Intrusive thoughts are involuntary and unpleasant thoughts, images, or ideas that pop into our mind.
They are a common symptom in those with anxiety, depression, OCD, and PTSD; however, the truth is most people experience intrusive thoughts from time to time.
Common intrusive thoughts are usually associated with aggression, impulsive urges, and sexual fantasies. And although intrusive thoughts are rarely acted upon, they are often considered “inappropriate” by the person thinking the thoughts.
As a result, many intrusive thoughts can lead to strong feelings of guilt and shame, even when the person never physically did anything wrong. Fortunately, there are ways we can accept these thoughts without letting them have too much influence on our mental health.
Some intrusive thoughts you may have are:
- Thoughts or impulses to harm or kill ourselves.
- Thoughts or impulses to harm or kill a person, small child, or animal.
- Thoughts or impulses to shout out or verbally abuse someone by saying something rude, inappropriate, nasty, or violent.
- Thoughts or impulses to do something very risky or dangerous.
- Thoughts or impulses regarding inappropriate sexual behavior.
- Thoughts or impulses to do something we find morally wrong.
There are many different examples of intrusive thoughts, but these are some of the thoughts most commonly associated with the term. For the remainder of this post, I’m going to share 3 steps we can follow to let go of these types of thoughts and limit the power they have over us.
Step 1: Accept your thoughts in the moment
The first step toward letting go of our thoughts is by accepting them. It is pointless and unhealthy to pretend that we don’t have intrusive or negative thoughts every now and then. And by trying to run away from these thoughts we are only deluding ourselves.
In fact, we invest more energy in these thoughts when we try to avoid and suppress them, rather than just acknowledging that they are there. And by running away from intrusive thoughts, we actually give them more power over our well-being.
The purpose of thinking is for our minds to produce new and better ways to respond to our environment. Some of this thinking is conscious, but a lot of it is unconscious. Our brains are constantly working “behind the scenes” to think of new and better ways to behave.
Sometimes, as a byproduct of this creativity, our brains think of some really bizarre and inappropriate ideas – intrusive thoughts. Thoughts that surprise us and make us ask ourselves, “Did I really just think that?” because they seem so out-of-character.

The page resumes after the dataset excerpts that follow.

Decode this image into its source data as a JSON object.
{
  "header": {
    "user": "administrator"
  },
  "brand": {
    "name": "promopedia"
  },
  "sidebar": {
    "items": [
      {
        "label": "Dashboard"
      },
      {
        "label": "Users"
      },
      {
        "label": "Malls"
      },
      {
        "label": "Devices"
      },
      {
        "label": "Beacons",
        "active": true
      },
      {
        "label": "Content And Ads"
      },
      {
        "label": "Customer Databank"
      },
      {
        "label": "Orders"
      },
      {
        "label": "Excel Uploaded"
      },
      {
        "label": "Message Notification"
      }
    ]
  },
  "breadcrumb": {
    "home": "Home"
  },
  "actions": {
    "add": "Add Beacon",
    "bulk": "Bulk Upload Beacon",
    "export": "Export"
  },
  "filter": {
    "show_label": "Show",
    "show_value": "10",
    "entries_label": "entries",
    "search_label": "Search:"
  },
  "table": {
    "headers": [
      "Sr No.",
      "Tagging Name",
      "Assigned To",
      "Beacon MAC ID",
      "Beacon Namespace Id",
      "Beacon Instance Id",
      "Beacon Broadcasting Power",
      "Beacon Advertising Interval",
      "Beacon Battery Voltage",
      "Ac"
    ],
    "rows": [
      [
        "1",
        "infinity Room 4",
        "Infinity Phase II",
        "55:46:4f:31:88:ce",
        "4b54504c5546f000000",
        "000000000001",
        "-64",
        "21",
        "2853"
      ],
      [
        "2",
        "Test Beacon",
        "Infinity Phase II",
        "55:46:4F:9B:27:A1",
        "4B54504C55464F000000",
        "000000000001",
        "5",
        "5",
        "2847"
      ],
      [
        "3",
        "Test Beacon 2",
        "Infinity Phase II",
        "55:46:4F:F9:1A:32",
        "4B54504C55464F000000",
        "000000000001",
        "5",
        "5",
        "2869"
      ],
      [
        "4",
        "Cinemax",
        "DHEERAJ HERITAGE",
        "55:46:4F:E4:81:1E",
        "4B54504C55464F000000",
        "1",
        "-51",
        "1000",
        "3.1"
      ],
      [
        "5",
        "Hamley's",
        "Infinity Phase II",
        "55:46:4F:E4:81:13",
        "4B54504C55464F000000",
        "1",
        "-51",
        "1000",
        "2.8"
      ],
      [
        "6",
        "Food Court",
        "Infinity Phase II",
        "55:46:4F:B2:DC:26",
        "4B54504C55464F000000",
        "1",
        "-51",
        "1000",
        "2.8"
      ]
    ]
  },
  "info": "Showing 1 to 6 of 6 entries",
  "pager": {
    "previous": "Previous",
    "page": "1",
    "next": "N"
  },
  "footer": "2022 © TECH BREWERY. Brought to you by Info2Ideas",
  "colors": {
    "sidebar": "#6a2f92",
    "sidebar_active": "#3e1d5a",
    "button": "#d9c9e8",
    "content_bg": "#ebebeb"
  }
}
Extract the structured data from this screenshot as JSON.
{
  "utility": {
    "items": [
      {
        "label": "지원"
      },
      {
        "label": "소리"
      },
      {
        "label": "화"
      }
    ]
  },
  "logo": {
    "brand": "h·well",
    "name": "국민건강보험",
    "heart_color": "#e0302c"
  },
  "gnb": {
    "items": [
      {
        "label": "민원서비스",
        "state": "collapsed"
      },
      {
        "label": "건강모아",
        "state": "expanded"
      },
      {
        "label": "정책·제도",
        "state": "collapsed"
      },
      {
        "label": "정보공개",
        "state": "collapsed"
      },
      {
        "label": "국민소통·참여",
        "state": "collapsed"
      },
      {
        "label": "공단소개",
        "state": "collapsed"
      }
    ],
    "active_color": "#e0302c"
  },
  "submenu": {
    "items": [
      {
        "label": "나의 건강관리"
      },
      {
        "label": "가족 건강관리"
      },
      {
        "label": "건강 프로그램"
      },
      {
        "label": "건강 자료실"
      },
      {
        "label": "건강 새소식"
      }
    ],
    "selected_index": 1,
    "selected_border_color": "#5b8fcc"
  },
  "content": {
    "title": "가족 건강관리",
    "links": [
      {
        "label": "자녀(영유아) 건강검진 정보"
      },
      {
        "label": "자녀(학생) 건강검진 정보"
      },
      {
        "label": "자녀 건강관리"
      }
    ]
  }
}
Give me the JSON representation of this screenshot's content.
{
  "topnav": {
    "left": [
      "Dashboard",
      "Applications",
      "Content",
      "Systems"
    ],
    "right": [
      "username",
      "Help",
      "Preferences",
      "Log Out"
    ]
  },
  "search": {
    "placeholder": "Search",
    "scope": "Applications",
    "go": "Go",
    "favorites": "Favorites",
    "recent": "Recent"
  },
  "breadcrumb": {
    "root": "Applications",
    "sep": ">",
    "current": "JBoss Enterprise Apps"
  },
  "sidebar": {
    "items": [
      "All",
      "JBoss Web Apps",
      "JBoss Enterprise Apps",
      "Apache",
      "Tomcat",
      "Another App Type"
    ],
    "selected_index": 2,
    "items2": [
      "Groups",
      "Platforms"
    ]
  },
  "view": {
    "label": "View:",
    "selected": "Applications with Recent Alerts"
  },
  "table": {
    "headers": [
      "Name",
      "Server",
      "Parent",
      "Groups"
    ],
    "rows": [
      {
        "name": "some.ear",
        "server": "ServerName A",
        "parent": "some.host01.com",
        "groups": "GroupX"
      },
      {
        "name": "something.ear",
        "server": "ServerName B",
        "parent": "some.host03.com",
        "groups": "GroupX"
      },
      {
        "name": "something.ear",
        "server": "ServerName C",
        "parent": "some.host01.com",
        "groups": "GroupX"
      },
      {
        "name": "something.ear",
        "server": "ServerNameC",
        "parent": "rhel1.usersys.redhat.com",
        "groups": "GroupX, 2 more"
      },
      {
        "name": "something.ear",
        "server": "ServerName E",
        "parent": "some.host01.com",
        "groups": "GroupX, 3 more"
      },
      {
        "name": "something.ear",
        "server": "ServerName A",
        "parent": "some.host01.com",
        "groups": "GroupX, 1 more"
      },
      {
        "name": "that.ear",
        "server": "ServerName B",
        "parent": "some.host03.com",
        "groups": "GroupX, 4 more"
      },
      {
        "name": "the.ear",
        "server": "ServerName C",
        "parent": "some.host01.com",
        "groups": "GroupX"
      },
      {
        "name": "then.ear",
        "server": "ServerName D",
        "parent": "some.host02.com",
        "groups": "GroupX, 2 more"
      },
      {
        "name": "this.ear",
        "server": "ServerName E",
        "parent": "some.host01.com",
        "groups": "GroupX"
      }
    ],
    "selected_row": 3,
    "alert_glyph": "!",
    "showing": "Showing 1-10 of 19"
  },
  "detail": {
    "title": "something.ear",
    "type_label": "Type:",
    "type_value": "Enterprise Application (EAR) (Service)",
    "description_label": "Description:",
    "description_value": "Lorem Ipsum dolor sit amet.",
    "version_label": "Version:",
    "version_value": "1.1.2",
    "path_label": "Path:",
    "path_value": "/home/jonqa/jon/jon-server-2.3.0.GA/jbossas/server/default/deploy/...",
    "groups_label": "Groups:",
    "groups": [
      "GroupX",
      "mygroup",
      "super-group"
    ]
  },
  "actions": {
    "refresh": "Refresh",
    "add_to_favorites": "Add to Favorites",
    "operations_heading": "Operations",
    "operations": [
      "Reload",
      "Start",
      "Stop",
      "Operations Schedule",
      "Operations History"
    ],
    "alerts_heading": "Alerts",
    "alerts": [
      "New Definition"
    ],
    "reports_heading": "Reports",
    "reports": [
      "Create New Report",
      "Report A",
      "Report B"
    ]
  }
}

The answer is, “Yes, you really did just think that, and that’s okay.” Intrusive thoughts can often be a side effect of a healthy mind. And just because you have intrusive thoughts from time to time doesn’t mean you have lost your sanity. It means your brain is being active and creative – although maybe sometimes a little too creative.
Remember, just because you accept the thought doesn’t mean you need to act on it.

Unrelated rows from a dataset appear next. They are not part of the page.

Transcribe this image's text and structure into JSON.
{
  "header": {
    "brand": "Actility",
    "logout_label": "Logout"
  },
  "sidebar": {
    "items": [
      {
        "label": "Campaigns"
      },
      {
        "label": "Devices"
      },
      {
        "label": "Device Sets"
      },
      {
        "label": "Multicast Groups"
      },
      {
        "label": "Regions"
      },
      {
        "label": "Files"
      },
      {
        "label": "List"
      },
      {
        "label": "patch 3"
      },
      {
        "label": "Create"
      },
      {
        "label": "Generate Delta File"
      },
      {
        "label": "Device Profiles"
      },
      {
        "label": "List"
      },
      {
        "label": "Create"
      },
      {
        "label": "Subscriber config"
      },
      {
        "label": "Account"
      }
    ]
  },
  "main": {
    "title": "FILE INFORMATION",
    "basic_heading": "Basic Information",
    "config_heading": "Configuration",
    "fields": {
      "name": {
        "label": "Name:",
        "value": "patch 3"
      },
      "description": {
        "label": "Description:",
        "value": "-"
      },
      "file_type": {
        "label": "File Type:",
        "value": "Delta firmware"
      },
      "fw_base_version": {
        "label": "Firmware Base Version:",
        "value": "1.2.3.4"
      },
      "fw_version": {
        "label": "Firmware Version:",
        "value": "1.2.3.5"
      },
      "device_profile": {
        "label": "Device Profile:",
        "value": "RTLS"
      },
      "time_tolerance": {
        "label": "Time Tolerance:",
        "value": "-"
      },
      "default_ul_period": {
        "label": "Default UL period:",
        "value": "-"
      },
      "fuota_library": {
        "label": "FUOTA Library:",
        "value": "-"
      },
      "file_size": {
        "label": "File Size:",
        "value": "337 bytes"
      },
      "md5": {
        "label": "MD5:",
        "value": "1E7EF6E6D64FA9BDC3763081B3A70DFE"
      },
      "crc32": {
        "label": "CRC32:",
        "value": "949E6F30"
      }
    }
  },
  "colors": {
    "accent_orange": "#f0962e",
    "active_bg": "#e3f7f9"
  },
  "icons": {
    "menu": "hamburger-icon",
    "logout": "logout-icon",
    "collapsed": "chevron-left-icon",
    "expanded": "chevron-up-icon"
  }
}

Step 2: Watch your thoughts from a non-judgmental state of awareness
As explained above, intrusive thoughts are a natural occurrence. Therefore we shouldn’t be too hard on ourselves for thinking bizarre and spontaneous things once and awhile.
It’s common for intrusive thoughts to be followed by feelings of guilt and shame, but try to understand that there is nothing to feel guilty over. After you accept your thoughts, try to watch them in a non-judgmental awareness. Don’t necessarily react to them or judge them as “good” or “bad.” Just sit back and passively watch them as if you were watching a movie.
This perspective will help you disengage from the thoughts both physically and emotionally. You will be less likely to act on them, and you will be less likely to judge yourself negatively. The key is to just “watch your thoughts” from an objective and depersonalized point-of-view – almost as if a scientist was observing a specimen under a microscope.
Step 3: Ride out your thoughts until they subside
If you watch your thoughts long enough in a non-judgmental state of awareness, you’ll notice that they eventually “ride themselves out” without much effort.
This is because our thoughts are always changing. Our mind is always going in new directions. So if we can be patient and wait long enough, intrusive thoughts will often go away all on their own.
In mindfulness-based cognitive therapy, there is a technique known as urge surfing that operates on this same principle. The main idea is that our thoughts and emotions are impermanent – they are in a constant state of flux. Therefore, even negative thoughts and emotions will eventually subside when we allow them too.
Through urge surfing we can remain non-reactive to our intrusive thoughts until they eventually become less intense and disappear. It’s analogous toward “riding out” a wave in the ocean. If we can remain balanced within the ebbs and flows, we can more easily navigate safely through the waves. In the same way, if we can remain patient and calm in the midst of intrusive thoughts, we can better overcome them.
It’s not always easy to disengage from intrusive thoughts, but with practice we can learn how to more easily let go of them. Once we learn how to do this, it doesn’t mean we won’t ever have intrusive thoughts anymore, but they will at least have a lot less influence over our mental well-being.